6. Сенька
Плохо бы пришлось Конону броннику, да его крестный отец боярин Одоевский заступился, сказал дьяку Земского двора, который написал на бронника кляузу, что-де «убогой Бронной слободы бронник, именем Конон, противился государеву указу и не пустил на двор решеточных прикащиков делать у него обыск и вынуть медь, которая по сыску подьячих у него была, а когда решеточные прикащики и сторожа пригрозили ему привести для обыска стрельцов, ночью сжег свой дом и тем злым делом учинил пожог всей Бронной слободы».
– Прекрати то дело, дьяк! – сказал Одоевский. – Убог он, глух и нем, от его глухоты могло быть несчастье с домом.
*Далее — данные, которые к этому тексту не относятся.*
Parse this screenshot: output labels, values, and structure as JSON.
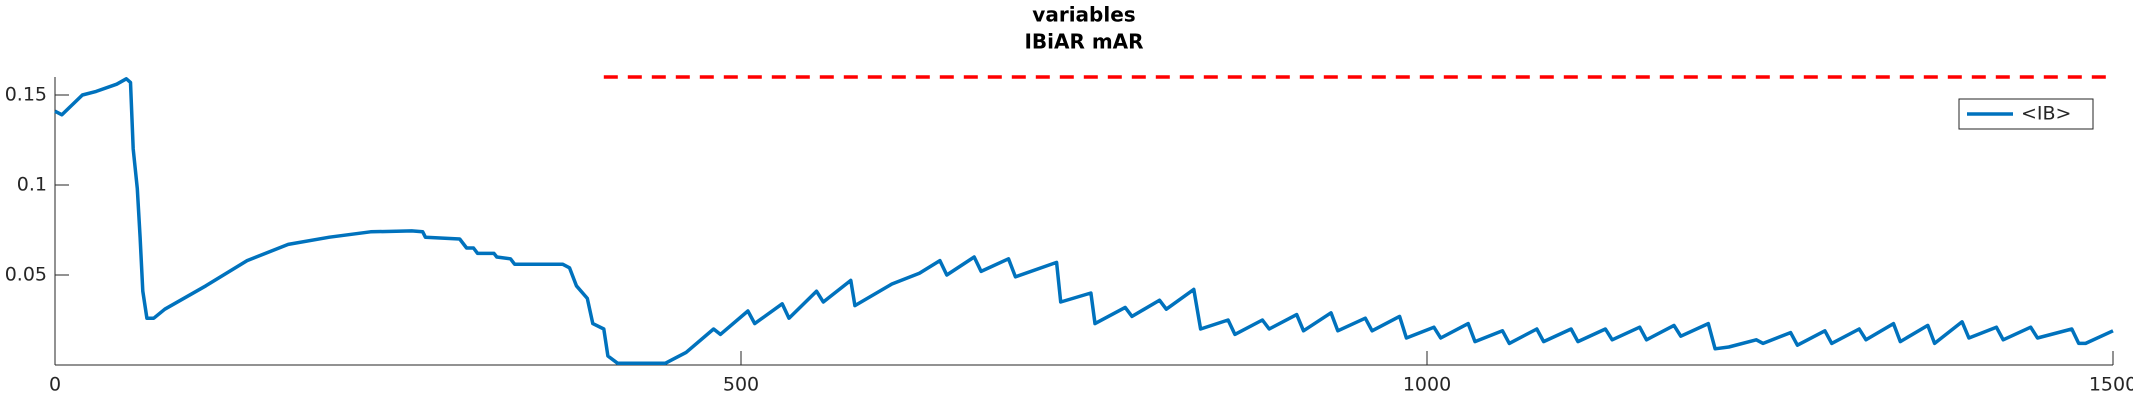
{
  "chart_data": {
    "type": "line",
    "title": "variables",
    "subtitle": "IBiAR mAR",
    "x": [
      0,
      5,
      20,
      30,
      45,
      52,
      55,
      57,
      60,
      62,
      64,
      67,
      72,
      80,
      110,
      140,
      170,
      200,
      230,
      260,
      268,
      270,
      295,
      300,
      305,
      308,
      320,
      322,
      332,
      335,
      370,
      375,
      380,
      388,
      392,
      400,
      403,
      410,
      445,
      450,
      460,
      480,
      485,
      505,
      510,
      530,
      535,
      555,
      560,
      580,
      583,
      610,
      630,
      645,
      650,
      670,
      675,
      695,
      700,
      730,
      733,
      755,
      758,
      780,
      785,
      805,
      810,
      830,
      835,
      855,
      860,
      880,
      885,
      905,
      910,
      930,
      935,
      955,
      960,
      980,
      985,
      1005,
      1010,
      1030,
      1035,
      1055,
      1060,
      1080,
      1085,
      1105,
      1110,
      1130,
      1135,
      1155,
      1160,
      1180,
      1185,
      1205,
      1210,
      1220,
      1240,
      1245,
      1265,
      1270,
      1290,
      1295,
      1315,
      1320,
      1340,
      1345,
      1365,
      1370,
      1390,
      1395,
      1415,
      1420,
      1440,
      1445,
      1470,
      1475,
      1480,
      1500
    ],
    "series": [
      {
        "name": "<IB>",
        "color": "#0072bd",
        "values": [
          0.141,
          0.139,
          0.15,
          0.152,
          0.156,
          0.159,
          0.157,
          0.12,
          0.098,
          0.071,
          0.041,
          0.026,
          0.026,
          0.031,
          0.044,
          0.058,
          0.067,
          0.071,
          0.074,
          0.0745,
          0.074,
          0.071,
          0.07,
          0.065,
          0.065,
          0.062,
          0.062,
          0.06,
          0.059,
          0.056,
          0.056,
          0.054,
          0.044,
          0.037,
          0.023,
          0.02,
          0.005,
          0.001,
          0.001,
          0.003,
          0.007,
          0.02,
          0.017,
          0.03,
          0.023,
          0.034,
          0.026,
          0.041,
          0.035,
          0.047,
          0.033,
          0.045,
          0.051,
          0.058,
          0.05,
          0.06,
          0.052,
          0.059,
          0.049,
          0.057,
          0.035,
          0.04,
          0.023,
          0.032,
          0.027,
          0.036,
          0.031,
          0.042,
          0.02,
          0.025,
          0.017,
          0.025,
          0.02,
          0.028,
          0.019,
          0.029,
          0.019,
          0.026,
          0.019,
          0.027,
          0.015,
          0.021,
          0.015,
          0.023,
          0.013,
          0.019,
          0.012,
          0.02,
          0.013,
          0.02,
          0.013,
          0.02,
          0.014,
          0.021,
          0.014,
          0.022,
          0.016,
          0.023,
          0.009,
          0.01,
          0.014,
          0.012,
          0.018,
          0.011,
          0.019,
          0.012,
          0.02,
          0.014,
          0.023,
          0.013,
          0.022,
          0.012,
          0.024,
          0.015,
          0.021,
          0.014,
          0.021,
          0.015,
          0.02,
          0.012,
          0.012,
          0.019
        ]
      }
    ],
    "reference_line": {
      "x": [
        400,
        1500
      ],
      "values": [
        0.16,
        0.16
      ],
      "color": "#ff0000"
    },
    "xlim": [
      0,
      1500
    ],
    "xticks": [
      0,
      500,
      1000,
      1500
    ],
    "ylim": [
      0,
      0.16
    ],
    "yticks": [
      0.05,
      0.1,
      0.15
    ],
    "legend": "upper right"
  }
}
Дьяк дело прекратил, но объезжий, по слухам убитый в Медном бунте, Иван Бегичев пригрозил Конону. «Мы еще до тебя доберемся, глухой!» – написал он Конону на стене белой углем. Конон долго ту надпись не стирал, чтоб плевать на нее, проходя мимо. На пожарище, на старом месте, Конон выстроил небольшой дом. Кузницу сделал за домом в глубокой яме, выложенной кирпичом. К нему с похорон Таисия пришел Сенька. Конон встретил Сеньку, подвел его к черной доске в углу у окна, мелом написал: «На столбе у Земского двора я чел твои приметы: значишься ты в заводчиках Медного бунта».
Сенька также ответил ему письмом на доске:
«Боишься меня, Конон, то уйду!»
Конон нахмурился, вырвал из Сенькиной руки мел и написал:
«Дурак, не боюсь я – живи!»
Он свел Сеньку в кузницу, но свел его не наружным входом, а другим. В яму кузницы у Конона был особый вход под полом. Проход шел прежним тайным коридором, где хранились его и Таисия богатства. В конце коридора была небольшая камора, в ней висели готовые панцири и бехтерцы. Тут же стояла деревянная кровать с постелей, набитой соломой, серое одеяло тонкое. В каморе было жарко, так как узкий проход в кузницу приходился за горном. Узкое окно, имея раму и слюдяные пластинки, было открыто и глядело прямо в небо, а выходило оно за частокол на двор, заросший бурьяном, куда никто не заглядывал. Показав Сеньке убежище, Конон вернулся с ним в избу, посадил к столу. Принес еды и жбан пива. Сам не ел, потчевал, жестами указывая Сеньке. К столу он принес доску и написал:
«А где Таисий?»
Сенька потупился, потом, тряхнув кудрями, погрозил кулаком в пространство, взяв мел, написал:
«Убит!»
Конон положил локти на стол, сжал большими черными руками голову, потом, расправив спину, ероша волосы, не спрашивал больше, налил пива Сеньке и себе – они выпили, чокнувшись оловянными ковшами. Конон, выпив, широко перекрестился.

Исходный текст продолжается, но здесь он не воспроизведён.